Exodus 17:1-7; Romans 5:1-11

February 27, 2005

Sermon preached by Rev. Donald Ng at the First Chinese Baptist Church in San Francisco.

When Joy had her surgery about ten days ago, I was sitting in the waiting room along with about a half a dozen people. We all had brought books and newspapers to read, laptops to work on, and we all had the uneasiness of waiting to hear from the surgeon. And just like clockwork, separated by a matter of minutes as it was like all the surgeries started at the same time are now ending at the same time, surgeons started to come out one after another to inform each loved one on how the surgery went.

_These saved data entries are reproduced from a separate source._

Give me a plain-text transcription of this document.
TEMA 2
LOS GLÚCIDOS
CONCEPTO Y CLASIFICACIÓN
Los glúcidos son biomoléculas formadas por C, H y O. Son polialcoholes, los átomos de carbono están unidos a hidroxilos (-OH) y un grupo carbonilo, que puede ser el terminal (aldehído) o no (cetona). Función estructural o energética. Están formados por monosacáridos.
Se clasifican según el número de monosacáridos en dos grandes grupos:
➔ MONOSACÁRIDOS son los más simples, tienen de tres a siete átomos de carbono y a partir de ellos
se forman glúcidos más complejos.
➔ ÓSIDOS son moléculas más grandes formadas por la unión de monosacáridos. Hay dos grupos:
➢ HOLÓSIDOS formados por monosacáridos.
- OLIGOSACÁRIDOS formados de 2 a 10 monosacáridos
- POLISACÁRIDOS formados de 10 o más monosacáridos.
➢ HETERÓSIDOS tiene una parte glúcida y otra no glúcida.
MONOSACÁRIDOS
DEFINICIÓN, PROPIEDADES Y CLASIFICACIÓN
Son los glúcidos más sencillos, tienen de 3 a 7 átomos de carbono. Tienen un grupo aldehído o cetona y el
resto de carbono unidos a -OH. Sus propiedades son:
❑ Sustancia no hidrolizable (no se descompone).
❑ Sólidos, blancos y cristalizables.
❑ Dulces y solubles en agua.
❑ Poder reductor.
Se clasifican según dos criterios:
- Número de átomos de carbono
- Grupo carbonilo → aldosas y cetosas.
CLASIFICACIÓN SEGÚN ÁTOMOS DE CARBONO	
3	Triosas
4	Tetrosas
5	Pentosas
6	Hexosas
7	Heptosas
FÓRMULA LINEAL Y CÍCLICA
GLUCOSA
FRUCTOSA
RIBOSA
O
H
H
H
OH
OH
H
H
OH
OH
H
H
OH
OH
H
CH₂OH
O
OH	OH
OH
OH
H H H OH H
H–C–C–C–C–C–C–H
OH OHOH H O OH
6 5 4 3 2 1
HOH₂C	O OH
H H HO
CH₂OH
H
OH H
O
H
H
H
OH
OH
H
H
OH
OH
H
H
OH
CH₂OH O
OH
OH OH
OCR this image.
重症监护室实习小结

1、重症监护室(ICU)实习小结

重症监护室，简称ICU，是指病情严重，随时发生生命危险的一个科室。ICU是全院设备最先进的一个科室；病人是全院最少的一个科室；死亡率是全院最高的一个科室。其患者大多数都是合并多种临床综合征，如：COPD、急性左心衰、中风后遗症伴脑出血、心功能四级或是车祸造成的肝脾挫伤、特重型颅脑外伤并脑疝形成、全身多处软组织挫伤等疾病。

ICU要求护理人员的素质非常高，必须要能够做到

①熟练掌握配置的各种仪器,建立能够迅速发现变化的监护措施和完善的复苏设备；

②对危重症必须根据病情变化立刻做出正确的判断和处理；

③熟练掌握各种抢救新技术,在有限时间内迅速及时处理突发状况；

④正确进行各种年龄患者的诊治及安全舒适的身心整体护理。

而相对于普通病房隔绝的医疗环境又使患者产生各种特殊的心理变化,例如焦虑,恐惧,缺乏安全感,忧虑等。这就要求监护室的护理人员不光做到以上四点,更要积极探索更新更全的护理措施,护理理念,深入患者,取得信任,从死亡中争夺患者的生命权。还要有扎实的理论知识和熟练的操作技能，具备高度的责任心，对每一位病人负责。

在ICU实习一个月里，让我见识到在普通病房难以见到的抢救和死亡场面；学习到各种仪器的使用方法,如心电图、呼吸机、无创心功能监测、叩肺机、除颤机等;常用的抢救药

Before Joy’s surgeon came out, I overheard what the other surgeons were saying to the others in the waiting room. I wasn’t eavesdropping as much as the doctors were more excited to talk with those waiting to hear reports. One person was having knee surgery and it looked like more surgery will be needed. Another person was asked to step outside to look at some x-rays. Finally when Joy’s surgeon came out, she said, “Is there someone here for Joy Ng?” She told me that the surgery went well and there were no complications.” I was relieved and thanked God.

But I wondered what the others in the waiting room were thinking. When we go into surgery, we literally put our lives in the hands of the physicians. Whether we are sitting on the dentist chair or being treated with some experimental drug or relying on a friend to get us out of a jam or even hanging on for dear life waiting for a rescue vehicle to get us out, we say, “my life is in your hands.” We are placing absolute trust in the other person.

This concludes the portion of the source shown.